- Born: 28 June 1929 Isfahan
- Died: 22 January 2016 (aged 86) Tehran
- Education: Unfinished PhD in Linguistics
- Alma mater: Sorbonne University
- Occupations: writer and translator
- Known for: member of the Academy of Persian Language and Literature

= Abolhassan Najafi =

Iranian writer and translator

Abolhassan Najafi (ابوالحسن نجفی, also Romanized as "Abolhasan Najafī"; 28 June 1929 – 22 January 2016) was an Iranian writer and translator.

Najafi was born into a Persian family from Isfahan. He began his literary activities in the 1960s and translated several books from French into Persian. He co-published a successful literary periodical entitled Jong-e Isfahan (جُنگ اصفهان). After the Iranian revolution, he published a controversial book on Persian usage entitled Let's Avoid Mistakes (غلط ننویسیم).

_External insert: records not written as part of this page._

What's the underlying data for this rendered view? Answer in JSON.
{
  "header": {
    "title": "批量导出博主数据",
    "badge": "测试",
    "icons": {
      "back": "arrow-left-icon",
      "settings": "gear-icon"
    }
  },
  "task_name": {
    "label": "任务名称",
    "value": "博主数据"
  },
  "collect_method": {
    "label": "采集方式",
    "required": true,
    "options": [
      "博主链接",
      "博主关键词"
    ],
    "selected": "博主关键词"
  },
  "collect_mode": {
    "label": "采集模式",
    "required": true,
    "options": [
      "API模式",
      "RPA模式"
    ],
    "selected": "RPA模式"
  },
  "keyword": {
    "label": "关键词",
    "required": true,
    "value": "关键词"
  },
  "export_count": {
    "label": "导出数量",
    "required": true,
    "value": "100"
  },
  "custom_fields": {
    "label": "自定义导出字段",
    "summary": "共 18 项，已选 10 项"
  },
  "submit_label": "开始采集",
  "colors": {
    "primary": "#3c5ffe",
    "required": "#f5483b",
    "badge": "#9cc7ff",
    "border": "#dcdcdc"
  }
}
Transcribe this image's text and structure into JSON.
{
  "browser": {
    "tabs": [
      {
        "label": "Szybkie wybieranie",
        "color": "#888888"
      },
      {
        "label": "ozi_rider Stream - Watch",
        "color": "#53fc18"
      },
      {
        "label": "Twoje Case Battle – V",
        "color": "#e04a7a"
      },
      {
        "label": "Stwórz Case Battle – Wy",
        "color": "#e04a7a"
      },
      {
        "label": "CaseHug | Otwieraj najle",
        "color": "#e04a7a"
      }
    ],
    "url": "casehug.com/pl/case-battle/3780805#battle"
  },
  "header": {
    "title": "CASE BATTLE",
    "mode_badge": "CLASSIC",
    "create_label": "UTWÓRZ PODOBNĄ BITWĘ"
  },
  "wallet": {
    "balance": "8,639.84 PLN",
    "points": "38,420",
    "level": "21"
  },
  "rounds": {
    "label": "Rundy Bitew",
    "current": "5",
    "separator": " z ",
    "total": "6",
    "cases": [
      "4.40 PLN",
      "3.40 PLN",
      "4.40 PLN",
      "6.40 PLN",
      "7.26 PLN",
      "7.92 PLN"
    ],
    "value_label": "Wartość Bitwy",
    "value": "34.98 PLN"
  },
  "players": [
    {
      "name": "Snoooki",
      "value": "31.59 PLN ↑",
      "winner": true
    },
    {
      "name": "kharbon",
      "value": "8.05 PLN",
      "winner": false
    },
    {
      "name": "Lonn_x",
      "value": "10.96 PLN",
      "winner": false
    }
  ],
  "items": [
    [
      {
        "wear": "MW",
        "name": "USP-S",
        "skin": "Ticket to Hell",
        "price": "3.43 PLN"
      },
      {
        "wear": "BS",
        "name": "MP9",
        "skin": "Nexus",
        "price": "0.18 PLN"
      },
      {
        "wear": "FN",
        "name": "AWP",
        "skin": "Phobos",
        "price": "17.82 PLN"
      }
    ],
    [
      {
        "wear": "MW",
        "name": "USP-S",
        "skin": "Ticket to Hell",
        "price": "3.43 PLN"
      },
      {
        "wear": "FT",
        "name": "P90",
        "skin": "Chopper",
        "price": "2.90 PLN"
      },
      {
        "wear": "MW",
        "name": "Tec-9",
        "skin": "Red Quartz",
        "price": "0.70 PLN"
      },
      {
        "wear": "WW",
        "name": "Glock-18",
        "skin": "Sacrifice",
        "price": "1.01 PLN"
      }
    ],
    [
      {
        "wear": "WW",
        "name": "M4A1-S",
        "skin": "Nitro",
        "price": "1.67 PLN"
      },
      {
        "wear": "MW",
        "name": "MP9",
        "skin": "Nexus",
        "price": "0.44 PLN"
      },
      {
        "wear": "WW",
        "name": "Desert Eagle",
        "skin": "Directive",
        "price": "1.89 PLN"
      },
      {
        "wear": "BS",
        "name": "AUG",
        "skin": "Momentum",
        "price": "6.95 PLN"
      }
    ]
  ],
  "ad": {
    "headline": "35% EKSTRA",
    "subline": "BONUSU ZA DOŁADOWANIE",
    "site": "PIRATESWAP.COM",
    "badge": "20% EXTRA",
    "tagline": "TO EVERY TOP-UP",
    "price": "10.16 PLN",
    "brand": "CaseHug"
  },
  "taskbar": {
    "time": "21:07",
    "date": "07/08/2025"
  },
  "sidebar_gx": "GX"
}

Najafi published more than twenty books, among these a dictionary on Persian slang, elements of general linguistics and its application to the Persian language. He translated French novels to Persian, notable works from Jean-Paul Sartre (Le Diable et le bon Dieu, Les sequestres d'Altona, Qu'est-ce que la littérature), André Malraux (Antimémoire), Albert Camus (Caligula), Roger Martin du Gard (Les Thibault), Claude Lévi-Strauss (La race et l'histoire), and Antoine de Saint-Exupéry (Le Petit Prince).

Najafi was a member of the Academy of Persian Language and Literature (1990–2016).